Rees Howells was director of the college until his death in 1950. He was succeeded by his son Samuel Rees Howells who led the college until a year before his death in 2004. The college continued to run under Alan Scotland. In July 2009 the Bible College of Wales saw its last graduation. In September 2009, the college operations moved to Rugby under the name Trinity School of Ministry and was run by Global Horizons.
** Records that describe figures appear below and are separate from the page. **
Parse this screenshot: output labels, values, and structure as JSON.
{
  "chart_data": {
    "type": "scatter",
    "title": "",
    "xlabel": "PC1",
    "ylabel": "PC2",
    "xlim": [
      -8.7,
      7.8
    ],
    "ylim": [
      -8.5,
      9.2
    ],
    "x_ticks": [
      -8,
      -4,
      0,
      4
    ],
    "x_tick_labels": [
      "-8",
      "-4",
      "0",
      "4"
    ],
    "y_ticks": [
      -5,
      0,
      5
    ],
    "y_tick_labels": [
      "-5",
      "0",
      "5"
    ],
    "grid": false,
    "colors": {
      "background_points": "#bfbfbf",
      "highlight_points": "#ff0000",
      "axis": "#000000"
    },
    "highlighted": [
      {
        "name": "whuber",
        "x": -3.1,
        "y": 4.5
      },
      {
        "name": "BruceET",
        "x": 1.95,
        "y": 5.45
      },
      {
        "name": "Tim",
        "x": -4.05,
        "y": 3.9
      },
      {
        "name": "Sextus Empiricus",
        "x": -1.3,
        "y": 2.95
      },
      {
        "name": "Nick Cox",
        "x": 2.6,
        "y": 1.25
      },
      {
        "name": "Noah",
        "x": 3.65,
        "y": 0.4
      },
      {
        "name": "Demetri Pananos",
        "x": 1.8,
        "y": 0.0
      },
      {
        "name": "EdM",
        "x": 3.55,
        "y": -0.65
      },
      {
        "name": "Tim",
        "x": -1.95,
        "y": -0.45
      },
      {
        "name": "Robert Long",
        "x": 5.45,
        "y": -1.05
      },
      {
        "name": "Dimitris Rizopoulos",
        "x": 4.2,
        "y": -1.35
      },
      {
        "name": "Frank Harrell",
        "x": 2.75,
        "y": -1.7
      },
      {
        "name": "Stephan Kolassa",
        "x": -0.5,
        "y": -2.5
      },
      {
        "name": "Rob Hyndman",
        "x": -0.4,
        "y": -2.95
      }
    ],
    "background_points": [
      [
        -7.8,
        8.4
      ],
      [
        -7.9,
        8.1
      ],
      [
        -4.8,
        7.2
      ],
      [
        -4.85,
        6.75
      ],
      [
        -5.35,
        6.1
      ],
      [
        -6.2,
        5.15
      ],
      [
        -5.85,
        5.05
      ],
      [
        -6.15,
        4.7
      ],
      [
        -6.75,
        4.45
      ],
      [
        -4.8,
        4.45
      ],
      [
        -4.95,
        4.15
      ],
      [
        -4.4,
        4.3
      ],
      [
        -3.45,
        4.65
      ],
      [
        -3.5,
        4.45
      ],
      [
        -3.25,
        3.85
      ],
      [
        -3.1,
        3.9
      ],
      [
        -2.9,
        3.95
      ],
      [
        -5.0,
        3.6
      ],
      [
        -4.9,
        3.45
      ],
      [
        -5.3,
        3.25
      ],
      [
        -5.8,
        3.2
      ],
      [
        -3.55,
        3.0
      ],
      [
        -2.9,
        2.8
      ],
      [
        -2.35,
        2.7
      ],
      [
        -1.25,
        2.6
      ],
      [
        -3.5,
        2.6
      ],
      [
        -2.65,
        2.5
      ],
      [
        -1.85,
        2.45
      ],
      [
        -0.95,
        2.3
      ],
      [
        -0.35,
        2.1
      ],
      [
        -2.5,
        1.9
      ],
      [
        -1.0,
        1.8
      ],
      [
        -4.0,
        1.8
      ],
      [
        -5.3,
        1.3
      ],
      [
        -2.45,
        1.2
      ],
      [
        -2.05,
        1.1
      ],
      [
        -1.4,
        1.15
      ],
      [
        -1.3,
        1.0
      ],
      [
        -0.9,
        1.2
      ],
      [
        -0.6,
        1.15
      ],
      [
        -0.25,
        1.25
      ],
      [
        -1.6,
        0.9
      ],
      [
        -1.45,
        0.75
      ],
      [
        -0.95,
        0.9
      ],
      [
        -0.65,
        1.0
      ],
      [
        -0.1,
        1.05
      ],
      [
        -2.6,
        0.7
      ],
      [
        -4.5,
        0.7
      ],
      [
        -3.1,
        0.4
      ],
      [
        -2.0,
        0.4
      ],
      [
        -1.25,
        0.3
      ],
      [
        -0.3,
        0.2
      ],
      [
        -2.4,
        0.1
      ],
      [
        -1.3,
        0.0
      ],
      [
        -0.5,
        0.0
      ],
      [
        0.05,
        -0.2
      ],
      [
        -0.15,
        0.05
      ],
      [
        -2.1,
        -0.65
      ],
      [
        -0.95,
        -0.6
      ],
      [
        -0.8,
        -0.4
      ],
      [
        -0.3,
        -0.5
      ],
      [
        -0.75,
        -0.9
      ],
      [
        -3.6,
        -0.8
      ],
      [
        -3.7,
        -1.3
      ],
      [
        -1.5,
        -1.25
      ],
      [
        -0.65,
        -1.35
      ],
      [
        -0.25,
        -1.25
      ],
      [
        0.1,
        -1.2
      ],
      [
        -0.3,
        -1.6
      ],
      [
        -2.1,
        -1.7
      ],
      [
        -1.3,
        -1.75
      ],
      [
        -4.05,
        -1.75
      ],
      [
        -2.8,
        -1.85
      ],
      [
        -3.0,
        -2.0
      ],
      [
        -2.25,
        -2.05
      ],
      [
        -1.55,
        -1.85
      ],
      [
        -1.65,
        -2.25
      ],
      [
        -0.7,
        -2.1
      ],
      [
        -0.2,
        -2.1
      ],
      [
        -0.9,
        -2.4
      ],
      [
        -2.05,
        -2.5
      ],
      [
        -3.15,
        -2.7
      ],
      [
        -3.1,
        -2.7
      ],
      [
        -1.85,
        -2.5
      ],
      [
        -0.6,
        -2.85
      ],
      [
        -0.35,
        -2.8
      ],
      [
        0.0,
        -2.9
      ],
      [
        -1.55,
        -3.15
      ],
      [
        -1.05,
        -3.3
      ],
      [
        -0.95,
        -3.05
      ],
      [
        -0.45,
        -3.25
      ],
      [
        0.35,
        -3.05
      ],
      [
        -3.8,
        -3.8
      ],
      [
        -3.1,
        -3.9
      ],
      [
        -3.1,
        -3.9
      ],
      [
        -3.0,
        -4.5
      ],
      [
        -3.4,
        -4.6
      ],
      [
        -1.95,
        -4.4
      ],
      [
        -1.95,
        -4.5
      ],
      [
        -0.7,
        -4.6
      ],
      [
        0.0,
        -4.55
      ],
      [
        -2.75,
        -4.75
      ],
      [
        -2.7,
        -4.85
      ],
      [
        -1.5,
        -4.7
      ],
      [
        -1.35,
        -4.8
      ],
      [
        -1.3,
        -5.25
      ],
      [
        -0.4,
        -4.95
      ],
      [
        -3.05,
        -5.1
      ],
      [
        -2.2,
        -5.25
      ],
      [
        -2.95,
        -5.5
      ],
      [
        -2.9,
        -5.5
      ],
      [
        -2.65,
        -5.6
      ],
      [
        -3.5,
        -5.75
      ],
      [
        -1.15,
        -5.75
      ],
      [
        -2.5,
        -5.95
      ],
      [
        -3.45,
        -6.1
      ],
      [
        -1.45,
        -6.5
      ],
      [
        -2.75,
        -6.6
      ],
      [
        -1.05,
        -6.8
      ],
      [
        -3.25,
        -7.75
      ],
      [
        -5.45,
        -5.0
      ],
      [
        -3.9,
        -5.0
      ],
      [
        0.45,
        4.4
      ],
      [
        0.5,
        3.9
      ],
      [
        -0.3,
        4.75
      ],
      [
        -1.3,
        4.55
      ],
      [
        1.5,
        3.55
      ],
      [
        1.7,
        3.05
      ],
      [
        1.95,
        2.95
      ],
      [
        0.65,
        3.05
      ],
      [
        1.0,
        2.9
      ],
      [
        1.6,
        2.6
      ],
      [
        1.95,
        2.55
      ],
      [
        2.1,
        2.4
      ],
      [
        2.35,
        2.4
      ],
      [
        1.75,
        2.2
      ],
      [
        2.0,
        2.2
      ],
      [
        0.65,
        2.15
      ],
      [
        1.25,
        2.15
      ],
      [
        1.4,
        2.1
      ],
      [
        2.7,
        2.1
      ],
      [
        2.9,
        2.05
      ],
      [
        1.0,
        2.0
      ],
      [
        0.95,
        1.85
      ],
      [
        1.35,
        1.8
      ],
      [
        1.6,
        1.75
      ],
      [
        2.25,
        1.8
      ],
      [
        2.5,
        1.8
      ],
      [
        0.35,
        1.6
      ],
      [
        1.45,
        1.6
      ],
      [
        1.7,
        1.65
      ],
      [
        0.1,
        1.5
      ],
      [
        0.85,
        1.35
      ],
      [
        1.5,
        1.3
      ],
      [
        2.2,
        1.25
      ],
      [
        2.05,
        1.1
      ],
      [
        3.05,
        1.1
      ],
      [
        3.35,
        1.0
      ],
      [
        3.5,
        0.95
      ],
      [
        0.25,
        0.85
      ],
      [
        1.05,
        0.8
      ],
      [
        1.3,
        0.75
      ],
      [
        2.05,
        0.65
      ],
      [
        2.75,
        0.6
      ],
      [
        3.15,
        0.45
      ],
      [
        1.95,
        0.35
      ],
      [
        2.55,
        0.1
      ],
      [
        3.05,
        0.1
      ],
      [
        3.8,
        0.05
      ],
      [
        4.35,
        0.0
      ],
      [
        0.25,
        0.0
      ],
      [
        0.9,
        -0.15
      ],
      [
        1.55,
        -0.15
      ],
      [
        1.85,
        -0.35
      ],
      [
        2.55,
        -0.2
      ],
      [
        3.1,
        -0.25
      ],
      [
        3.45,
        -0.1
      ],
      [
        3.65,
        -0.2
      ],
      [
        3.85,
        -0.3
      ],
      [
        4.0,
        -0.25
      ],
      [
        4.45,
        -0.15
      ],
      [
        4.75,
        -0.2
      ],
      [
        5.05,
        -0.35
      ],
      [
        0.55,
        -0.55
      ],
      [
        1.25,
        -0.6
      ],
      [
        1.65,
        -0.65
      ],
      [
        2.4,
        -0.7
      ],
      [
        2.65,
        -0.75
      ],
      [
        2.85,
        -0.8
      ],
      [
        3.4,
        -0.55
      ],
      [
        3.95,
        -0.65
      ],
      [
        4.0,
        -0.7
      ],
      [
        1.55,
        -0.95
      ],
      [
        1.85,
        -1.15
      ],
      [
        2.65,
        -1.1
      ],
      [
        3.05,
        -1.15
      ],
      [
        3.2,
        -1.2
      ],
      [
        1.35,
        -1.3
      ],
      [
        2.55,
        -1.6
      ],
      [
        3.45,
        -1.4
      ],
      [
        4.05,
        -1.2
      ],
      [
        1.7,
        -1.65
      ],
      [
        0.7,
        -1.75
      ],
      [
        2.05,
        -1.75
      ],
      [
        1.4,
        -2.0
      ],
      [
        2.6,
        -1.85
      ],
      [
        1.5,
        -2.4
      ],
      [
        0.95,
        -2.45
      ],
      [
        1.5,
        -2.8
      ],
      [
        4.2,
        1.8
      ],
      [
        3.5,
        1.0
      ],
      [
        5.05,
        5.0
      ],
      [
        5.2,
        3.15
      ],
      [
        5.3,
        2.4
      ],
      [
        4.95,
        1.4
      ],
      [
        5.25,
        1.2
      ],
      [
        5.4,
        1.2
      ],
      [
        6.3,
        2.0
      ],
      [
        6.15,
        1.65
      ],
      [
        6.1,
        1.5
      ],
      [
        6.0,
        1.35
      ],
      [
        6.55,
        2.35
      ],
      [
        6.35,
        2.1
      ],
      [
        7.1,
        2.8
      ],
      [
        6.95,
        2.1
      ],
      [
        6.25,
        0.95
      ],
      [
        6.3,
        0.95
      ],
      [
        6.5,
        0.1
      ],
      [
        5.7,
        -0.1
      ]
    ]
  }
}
In December 2012, Cornerstone Community Church of Singapore purchased the Derwen Fawr site and announced intentions to establish a new Bible school on the site while retaining its original name and honouring its heritage and legacy. It was reopened and inaugurated on Whit Monday, 2015 under the new leadership.

== Accreditation ==
The BCW School of Ministry is accredited by the Accreditation Service for International Schools, Colleges & Universities to offer a diploma in ministry.

== Notable alumni ==
- Reinhard Bonnke

== Bibliography ==
- Samuel, Son and Successor of Rees Howells, by Richard Maton, ByFaith Media, 2012. Covers the story of how the Bible College of Wales was founded, and its full history.
- Samuel Rees Howells: A Life of Intercession, The Legacy of Prayer and Spiritual Warfare of an Intercessor by Richard Maton. Covering the prayers of the Bible College of Wales 1939-2002 and the move from Swansea, to Trinity School of Ministry.
- Rees Howells, Monument of Faith, History of The Bible College of Wales 1922-1932, by Mathew Backholer. Rees Howells was a man of extraordinary faith which propelled him to the forefront as the founder of The Bible College of Wales and a ministry that would touch the world.